私はあいつと会って、回廊坂の途中にある映画ビルに来ていた。雨の所為か少し混んでいる。あいつはこの前と同じサッパリとした格好だ。
「どれ見たいの?」
「美琴さんが見た物でいいです」
「別にどれでも良いわよ」
「じゃあ、あれどうですか?」
何とアニメだ。まあどれでもいいか。
「良いわよ」
空きシートを見ると上の端っこの方しか空いていない。
「ここしかないですね」
「離れて見てもいいんじゃない」
「いや流石にそれは」
「まあ、仕方ないわね」
上映室に入ると結構大きい。まだ薄暗い中を歩いて上の方に行って端の席に座った。なんでこいつと映画見る約束したんだろう。早く祐也の所行きたいのに。
上映が始まると戦闘シーンが有ったり、アニメの割にはきわどいシーン有ったり、そして後半は一挙に恋愛ものに変わって行った。
こういうアニメで流していいの?って感じの映像もある。なんか変な感じだけどアニメだから上手く隠して見せていた。
上映が終わり廊下に出ると
「ちょっと、行って来る」
「俺も」
個室に入ると、やだ、汚れている。参ったな。さて、早く祐也の所に行こう。
個室を出て手を洗うとあいつは廊下で待っていた。
「あの、この後食事駄目ですか?」
「行かないと言っているでしょう」
「済みません。でも残念です」
なによ、その寂しそうな目は?
二人で外に出ると結構強い雨が降っていた。
「じゃあ、帰る…」
なにそう悲しそうな目は?
「なんて目をしているのよ」
「今日映画見られたから、もしかしたら食事も出見るかなと思って」
「なんで私と食事したいのよ。映画見ただけで充分でしょう」
「そうなんですけど」
もう仕方ない。
「分かった、次はお昼一緒に食べてあげる。でも普通の中華とかラーメンよ。高いレストランなんか行かないから」
「はい!」
急に思い切りの笑顔になった。何なのこの気持ち。こいつの顔なんて見るのも嫌だったのに。
「じゃあ、かえ…」
「あの」
「まだ、有るの?」
「いつ会ってくれます」
「ここじゃ、都合分からないわ」
「じゃあ、また明日連絡します」
「そうして」
まったく。少し遅れているじゃない。私は急いで祐也と会う場所に行った。
「ゆうや、ごめん。遅れちゃった」
「大丈夫だよ。まだ十五分しか経っていない」
「お腹空いた」
「何食べようか?」
「うーん、この前は極辛ラーメン食べたし、その前も…煮干しラーメンだったし、じゃあ極辛カレー」
「よし、じゃあ、ココ二にするか」
「うん」
その後は、祐也の部屋に行った。最近は私の部屋に来ていない。仕方ない。あんな父親のいる所に祐也を連れて行く訳には行かない。

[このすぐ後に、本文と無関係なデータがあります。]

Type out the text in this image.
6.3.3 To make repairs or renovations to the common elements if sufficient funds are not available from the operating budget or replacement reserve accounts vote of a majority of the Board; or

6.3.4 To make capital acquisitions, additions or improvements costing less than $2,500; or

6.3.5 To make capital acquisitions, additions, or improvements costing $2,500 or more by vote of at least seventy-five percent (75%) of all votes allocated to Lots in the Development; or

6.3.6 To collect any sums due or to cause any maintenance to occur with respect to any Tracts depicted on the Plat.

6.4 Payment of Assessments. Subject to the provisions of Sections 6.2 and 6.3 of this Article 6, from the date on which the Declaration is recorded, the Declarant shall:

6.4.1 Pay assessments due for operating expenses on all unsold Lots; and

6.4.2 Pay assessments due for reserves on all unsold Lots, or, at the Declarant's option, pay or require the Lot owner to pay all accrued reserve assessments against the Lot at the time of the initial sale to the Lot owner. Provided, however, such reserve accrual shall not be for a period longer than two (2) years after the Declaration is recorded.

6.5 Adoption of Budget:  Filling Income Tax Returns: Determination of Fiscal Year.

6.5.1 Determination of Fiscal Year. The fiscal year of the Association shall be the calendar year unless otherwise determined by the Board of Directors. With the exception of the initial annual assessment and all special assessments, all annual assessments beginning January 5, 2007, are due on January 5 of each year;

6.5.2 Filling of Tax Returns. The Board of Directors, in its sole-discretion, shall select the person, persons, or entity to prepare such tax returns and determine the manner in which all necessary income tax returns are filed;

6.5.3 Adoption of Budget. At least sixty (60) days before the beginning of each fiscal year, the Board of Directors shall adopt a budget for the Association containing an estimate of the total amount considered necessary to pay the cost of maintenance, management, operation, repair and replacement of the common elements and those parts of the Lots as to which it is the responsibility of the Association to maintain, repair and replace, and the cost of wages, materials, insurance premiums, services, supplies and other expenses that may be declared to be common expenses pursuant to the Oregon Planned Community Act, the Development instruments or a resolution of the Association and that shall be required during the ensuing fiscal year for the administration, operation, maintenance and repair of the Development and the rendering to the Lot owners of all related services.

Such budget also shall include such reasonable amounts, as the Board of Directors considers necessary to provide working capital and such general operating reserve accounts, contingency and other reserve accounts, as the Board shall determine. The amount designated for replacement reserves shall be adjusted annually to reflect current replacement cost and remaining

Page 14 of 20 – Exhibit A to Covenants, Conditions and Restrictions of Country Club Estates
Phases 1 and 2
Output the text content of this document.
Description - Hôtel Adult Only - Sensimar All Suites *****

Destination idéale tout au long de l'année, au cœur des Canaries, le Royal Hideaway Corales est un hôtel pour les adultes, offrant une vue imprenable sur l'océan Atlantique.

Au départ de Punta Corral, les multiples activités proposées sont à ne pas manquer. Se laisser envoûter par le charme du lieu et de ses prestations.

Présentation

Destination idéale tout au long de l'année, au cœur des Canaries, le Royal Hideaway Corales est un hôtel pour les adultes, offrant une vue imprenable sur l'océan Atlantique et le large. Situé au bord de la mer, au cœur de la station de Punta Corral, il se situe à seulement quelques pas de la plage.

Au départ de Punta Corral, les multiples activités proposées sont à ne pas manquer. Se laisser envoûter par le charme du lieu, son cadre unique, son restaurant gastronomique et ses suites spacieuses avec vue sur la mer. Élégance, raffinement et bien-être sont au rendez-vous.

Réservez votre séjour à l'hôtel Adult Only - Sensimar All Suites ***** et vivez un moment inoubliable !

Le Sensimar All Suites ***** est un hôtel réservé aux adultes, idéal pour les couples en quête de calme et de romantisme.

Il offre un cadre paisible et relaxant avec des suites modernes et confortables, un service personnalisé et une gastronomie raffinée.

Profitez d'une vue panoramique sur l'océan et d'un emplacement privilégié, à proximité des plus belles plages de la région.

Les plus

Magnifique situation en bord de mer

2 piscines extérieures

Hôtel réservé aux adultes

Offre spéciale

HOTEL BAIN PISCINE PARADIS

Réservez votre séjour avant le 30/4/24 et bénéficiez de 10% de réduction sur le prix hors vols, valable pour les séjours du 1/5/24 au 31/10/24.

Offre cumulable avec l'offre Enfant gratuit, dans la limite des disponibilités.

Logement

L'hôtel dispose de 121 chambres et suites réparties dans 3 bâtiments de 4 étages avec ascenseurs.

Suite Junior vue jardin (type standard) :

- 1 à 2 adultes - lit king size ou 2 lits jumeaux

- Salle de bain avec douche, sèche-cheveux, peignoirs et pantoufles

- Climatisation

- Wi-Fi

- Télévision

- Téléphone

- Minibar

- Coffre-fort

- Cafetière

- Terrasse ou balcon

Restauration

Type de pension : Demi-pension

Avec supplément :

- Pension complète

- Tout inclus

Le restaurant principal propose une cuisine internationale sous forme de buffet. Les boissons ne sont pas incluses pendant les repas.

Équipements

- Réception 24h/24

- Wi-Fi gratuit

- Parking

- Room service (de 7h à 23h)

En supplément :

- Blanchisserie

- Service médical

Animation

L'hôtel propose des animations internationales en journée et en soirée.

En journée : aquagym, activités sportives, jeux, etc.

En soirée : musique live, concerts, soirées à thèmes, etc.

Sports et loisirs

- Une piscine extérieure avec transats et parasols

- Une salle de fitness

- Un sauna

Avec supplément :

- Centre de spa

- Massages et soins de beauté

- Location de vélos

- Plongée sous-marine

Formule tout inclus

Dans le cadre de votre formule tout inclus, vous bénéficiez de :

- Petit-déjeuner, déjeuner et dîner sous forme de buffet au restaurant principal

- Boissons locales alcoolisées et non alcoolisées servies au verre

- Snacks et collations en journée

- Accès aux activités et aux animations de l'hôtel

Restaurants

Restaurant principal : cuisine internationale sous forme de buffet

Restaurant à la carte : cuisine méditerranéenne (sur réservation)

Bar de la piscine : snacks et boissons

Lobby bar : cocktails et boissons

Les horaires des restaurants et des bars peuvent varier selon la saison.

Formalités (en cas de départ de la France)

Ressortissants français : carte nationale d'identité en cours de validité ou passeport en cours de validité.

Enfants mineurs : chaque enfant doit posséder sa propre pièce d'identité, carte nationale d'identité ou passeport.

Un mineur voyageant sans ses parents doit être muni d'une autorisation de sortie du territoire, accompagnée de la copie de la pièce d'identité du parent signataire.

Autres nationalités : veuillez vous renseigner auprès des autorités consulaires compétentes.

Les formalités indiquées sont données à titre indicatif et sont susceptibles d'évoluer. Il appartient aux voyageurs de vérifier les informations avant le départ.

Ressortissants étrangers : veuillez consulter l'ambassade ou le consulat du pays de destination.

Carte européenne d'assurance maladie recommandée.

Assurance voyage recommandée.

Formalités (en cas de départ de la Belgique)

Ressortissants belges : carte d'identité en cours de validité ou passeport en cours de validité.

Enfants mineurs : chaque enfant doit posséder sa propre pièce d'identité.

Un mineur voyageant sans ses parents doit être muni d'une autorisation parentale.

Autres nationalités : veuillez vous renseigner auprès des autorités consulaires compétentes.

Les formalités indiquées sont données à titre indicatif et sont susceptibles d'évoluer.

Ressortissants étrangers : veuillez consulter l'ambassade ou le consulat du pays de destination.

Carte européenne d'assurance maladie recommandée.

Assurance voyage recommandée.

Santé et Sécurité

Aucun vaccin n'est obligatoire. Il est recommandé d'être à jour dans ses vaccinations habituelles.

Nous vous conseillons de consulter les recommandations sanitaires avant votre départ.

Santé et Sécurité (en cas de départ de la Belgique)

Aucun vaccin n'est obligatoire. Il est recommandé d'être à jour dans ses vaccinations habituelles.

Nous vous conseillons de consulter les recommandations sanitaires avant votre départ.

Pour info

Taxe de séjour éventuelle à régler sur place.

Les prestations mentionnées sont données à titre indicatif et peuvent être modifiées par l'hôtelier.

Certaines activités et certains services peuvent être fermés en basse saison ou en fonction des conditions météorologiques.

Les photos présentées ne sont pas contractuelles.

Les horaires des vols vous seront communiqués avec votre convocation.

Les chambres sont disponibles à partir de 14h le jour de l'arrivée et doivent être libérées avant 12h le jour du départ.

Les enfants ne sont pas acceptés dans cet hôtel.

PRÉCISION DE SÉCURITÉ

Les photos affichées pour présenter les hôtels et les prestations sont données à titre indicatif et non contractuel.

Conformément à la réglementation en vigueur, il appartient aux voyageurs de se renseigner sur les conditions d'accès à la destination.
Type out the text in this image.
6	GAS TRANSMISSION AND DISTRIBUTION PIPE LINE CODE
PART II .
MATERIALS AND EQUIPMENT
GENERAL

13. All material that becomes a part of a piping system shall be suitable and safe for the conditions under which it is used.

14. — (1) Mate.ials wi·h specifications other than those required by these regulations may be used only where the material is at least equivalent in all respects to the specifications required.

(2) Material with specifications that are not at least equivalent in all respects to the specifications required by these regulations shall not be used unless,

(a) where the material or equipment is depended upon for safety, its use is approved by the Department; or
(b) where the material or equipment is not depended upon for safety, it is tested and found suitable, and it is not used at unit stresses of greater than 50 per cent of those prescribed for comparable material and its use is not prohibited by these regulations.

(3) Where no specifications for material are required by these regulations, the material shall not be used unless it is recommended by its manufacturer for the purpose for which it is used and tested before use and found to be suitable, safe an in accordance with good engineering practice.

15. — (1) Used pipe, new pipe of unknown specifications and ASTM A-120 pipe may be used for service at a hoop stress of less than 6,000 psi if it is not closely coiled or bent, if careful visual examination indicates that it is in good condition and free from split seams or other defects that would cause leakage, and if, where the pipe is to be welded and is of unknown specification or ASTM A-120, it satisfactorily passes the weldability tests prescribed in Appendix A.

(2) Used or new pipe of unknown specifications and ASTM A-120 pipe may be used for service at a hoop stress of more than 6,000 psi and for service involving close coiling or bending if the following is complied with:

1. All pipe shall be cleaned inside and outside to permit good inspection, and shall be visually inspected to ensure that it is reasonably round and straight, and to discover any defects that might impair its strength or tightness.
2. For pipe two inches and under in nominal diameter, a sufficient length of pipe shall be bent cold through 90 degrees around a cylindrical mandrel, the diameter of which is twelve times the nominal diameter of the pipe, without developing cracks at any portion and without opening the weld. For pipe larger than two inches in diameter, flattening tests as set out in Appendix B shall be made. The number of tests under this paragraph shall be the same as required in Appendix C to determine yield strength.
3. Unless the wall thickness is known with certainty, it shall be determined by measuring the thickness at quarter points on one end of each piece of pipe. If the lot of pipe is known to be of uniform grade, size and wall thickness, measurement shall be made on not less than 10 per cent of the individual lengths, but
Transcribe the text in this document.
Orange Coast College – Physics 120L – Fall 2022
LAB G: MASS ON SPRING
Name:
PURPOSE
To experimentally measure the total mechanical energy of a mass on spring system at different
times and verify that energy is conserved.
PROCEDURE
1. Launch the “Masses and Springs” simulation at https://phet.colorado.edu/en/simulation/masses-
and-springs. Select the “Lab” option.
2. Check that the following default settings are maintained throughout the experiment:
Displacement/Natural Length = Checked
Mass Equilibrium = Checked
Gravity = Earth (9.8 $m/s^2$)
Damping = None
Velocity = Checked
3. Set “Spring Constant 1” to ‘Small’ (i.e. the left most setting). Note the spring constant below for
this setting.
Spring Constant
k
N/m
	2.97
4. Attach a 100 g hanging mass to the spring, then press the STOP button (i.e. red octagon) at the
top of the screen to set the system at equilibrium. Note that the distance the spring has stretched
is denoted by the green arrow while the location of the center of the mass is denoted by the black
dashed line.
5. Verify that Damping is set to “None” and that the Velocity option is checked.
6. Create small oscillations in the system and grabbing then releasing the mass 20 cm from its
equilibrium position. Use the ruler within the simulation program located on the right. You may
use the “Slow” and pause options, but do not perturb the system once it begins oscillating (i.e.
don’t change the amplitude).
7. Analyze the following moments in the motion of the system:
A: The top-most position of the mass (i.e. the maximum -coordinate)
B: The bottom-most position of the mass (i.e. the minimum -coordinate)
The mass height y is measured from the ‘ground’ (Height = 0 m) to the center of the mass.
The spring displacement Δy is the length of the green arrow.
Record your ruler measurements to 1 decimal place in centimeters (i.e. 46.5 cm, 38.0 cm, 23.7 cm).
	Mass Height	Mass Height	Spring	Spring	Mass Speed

翌日は、雨が上がっていた。祐也の部屋で朝から一緒に居た。最近、日曜日の午前中、祐也のお母さんはどこかに出かけている。
「祐也、お母さんどこ行っているの?」
「ああ、日曜日午前中は母校のオープン講座を受けている。まだまだ勉強出来るからって」
「凄いなぁ。祐也の勉強好きはお母さんからかな?」
「さあ、お父さんも仕事に就いても勉強していたからな」
「祐也のお父さんの実家って?」
「うん、まあ聞かないで」
そんな話をしながらも楽しい事もしている時、またあいつから電話が有った。最初は無視した。だって、うふふっだから。
午前十二時過ぎになってまた掛かって来た。
「ごめん祐也出る」
「ああ」
『金丸です。次に会える日なんですけど、二週間後では駄目ですか?』
『ちょっと待って』
私は保留モードにすると
「祐也、家の学校の期末考査って、月末からだよね」
「ああ、そうだけど」
「じゃあ、その前の土日は無理だから、二週間後しかないか」
「えっ、二週間後?」
「うん、会わないと七月の第二週になってしまう」
「そ、そっか」
「ごめん」
なんで七月第二週じゃ駄目なんだ。美琴はあいつと会いたいのか。なんか全然前と違う。
保留モードを解除すると
『分かった、二週間後の土曜日ね』
『会うのはいつもと同じで良いですか?』
『お昼食べるだけだから午前十一時半で良いんじゃない?』
えっ、お昼食べる?
『分かりました。じゃあその時間にいつもの場所で待っています』
スマホが切れると
「美琴、お昼食べるってなに?」
「ごめん、この前、映画を見終わった後、約束してしまって」
「それって?」
「ごめん、約束しちゃったから」
「だって、この前の映画も前に約束していて、今度のお昼も前に約束していて、会うのも二週間に一回になって…なんで?」
「ごめん、もう約束してしまったから」
「……………」
やっぱり美琴の心の中で何かが変わっている、あれだけ顔を見るのも嫌だと言っていたのに。今は、二週間に一回あって映画や、お昼も食べる様になっている。
私は何となく気まずくなって祐也とはお昼も食べずに彼の家を出てしまった。何でこんな事になっているんだろう。あいつの事、断ればいいだけのはずなのに。分からないよ。